Fig. 5 Value of $1,000 – Long only vs. MT aggressive portfolio

Fig. 5 Value of $1,000 - Long only vs. MT aggressive portfolio

Source: Yahoo! Finance, 2014

Total net returns for the MT aggressive portfolio at 330% are about three times that of the original long only portfolio. Annual volatility at 14.90% is greater than for the MT cash out portfolio due to the use of leverage. But this is still significantly lower than the 20.48% annual volatility of the long only portfolio, while the annual rate of return of 21.16% is the highest of the group, by far. And here, too, the hedge strategy succeeds in protecting our investment portfolio from the worst of the effects of downturns in 2000 and 2008.

Conclusion

Whatever the basis for their underlying investment strategy, investors can benefit by using quantitative market timing techniques to strategically adjust their market exposure. Market timing can be a useful tool to avoid major downturns, increasing investment returns while reducing volatility. This could be especially relevant in the weeks and months ahead, as we may be facing a period of greater uncertainty and, potentially at least, the risk of a significant market correction.

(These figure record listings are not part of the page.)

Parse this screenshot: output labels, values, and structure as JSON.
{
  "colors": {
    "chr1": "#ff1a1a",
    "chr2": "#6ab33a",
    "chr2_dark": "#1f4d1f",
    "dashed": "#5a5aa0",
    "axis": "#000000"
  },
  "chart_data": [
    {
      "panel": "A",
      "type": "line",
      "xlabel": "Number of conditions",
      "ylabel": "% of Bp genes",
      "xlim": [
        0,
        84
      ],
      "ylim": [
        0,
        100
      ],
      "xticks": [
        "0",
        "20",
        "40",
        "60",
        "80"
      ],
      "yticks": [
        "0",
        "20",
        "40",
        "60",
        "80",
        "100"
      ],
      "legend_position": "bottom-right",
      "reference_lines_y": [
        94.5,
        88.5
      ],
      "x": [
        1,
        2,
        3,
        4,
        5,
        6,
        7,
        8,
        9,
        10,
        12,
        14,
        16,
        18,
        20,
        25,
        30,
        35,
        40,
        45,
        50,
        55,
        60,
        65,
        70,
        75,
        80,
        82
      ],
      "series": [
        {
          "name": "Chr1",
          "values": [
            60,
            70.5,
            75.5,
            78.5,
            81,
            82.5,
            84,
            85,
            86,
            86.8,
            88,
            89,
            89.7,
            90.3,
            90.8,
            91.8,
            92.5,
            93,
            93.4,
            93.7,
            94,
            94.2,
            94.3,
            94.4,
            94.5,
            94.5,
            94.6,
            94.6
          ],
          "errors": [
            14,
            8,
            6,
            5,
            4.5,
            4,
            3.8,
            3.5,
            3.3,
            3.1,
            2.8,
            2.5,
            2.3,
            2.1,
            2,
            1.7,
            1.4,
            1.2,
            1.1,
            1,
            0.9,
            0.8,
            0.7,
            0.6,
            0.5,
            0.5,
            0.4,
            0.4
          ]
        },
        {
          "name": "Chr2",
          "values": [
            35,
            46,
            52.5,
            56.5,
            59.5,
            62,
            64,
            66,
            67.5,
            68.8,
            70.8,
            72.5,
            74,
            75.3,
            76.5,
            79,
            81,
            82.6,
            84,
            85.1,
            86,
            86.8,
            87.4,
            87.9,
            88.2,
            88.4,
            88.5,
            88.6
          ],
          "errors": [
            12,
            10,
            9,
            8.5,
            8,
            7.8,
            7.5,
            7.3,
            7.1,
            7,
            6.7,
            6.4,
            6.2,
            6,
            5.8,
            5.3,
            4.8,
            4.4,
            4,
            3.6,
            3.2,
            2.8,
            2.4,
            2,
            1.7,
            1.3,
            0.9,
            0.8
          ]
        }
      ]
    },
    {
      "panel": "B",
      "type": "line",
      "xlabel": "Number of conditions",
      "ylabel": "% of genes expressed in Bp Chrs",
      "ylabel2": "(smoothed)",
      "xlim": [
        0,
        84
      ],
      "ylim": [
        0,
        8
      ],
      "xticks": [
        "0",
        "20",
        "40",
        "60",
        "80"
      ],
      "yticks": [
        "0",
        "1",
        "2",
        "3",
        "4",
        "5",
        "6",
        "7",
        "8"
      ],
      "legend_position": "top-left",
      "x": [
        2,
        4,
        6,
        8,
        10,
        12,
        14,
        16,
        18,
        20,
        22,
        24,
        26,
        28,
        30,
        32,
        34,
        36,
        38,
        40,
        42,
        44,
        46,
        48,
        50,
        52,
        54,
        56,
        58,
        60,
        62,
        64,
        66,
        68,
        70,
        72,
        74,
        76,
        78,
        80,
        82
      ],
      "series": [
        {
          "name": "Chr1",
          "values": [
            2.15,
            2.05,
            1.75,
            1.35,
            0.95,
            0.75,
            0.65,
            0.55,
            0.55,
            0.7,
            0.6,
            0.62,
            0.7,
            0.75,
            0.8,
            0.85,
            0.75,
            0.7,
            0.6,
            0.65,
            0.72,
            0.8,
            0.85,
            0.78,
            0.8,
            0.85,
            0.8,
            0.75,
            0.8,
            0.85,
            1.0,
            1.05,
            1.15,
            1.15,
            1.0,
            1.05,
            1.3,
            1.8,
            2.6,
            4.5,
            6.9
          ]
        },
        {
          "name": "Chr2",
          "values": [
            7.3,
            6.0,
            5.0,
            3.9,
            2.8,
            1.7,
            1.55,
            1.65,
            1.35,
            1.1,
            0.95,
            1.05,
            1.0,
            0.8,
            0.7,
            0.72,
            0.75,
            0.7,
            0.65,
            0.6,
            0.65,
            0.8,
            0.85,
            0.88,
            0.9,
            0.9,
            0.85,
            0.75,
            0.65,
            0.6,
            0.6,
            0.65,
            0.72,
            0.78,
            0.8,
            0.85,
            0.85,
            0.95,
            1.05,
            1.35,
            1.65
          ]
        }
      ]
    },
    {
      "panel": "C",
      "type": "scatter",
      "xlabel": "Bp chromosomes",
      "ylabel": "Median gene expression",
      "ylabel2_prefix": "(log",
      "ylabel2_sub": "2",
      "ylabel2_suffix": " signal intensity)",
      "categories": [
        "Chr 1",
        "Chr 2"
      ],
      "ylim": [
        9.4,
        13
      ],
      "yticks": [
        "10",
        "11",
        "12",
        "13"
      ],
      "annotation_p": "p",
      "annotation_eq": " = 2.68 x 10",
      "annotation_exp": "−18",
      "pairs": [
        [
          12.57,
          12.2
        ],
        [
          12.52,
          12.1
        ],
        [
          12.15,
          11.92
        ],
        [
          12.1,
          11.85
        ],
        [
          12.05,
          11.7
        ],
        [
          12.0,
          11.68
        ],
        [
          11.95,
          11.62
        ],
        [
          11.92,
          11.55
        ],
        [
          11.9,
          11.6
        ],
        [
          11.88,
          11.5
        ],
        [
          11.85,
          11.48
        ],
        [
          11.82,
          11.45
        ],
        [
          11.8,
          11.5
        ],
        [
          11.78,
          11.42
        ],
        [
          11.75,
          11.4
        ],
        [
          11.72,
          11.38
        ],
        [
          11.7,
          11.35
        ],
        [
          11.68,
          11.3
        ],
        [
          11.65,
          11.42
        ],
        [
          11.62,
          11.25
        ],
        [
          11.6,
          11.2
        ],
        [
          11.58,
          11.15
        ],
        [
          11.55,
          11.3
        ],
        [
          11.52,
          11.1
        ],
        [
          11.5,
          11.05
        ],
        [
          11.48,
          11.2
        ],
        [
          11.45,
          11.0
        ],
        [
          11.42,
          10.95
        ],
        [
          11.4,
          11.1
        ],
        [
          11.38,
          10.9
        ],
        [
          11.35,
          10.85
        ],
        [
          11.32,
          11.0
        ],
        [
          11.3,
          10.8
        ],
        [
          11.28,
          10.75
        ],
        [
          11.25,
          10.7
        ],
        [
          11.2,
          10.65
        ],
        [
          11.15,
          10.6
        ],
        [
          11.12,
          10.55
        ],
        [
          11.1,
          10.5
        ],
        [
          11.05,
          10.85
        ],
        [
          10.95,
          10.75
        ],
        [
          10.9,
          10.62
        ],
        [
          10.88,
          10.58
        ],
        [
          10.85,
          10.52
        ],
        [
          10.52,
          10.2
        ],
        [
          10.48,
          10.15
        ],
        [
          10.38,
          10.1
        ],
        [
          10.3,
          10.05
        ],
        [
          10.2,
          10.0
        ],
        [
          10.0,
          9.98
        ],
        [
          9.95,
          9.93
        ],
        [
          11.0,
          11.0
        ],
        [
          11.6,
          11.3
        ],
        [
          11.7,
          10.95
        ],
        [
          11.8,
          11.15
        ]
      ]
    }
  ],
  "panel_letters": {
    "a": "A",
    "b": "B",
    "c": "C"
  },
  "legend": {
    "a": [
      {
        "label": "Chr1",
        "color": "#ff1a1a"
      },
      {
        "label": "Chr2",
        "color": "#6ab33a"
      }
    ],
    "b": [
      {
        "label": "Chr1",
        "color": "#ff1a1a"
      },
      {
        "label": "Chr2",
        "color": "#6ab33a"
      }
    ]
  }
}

Disclosure: The author has no positions in any stocks mentioned, and no plans to initiate any positions within the next 72 hours. The author wrote this article themselves, and it expresses their own opinions. The author is not receiving compensation for it (other than from Seeking Alpha). The author has no business relationship with any company whose stock is mentioned in this article.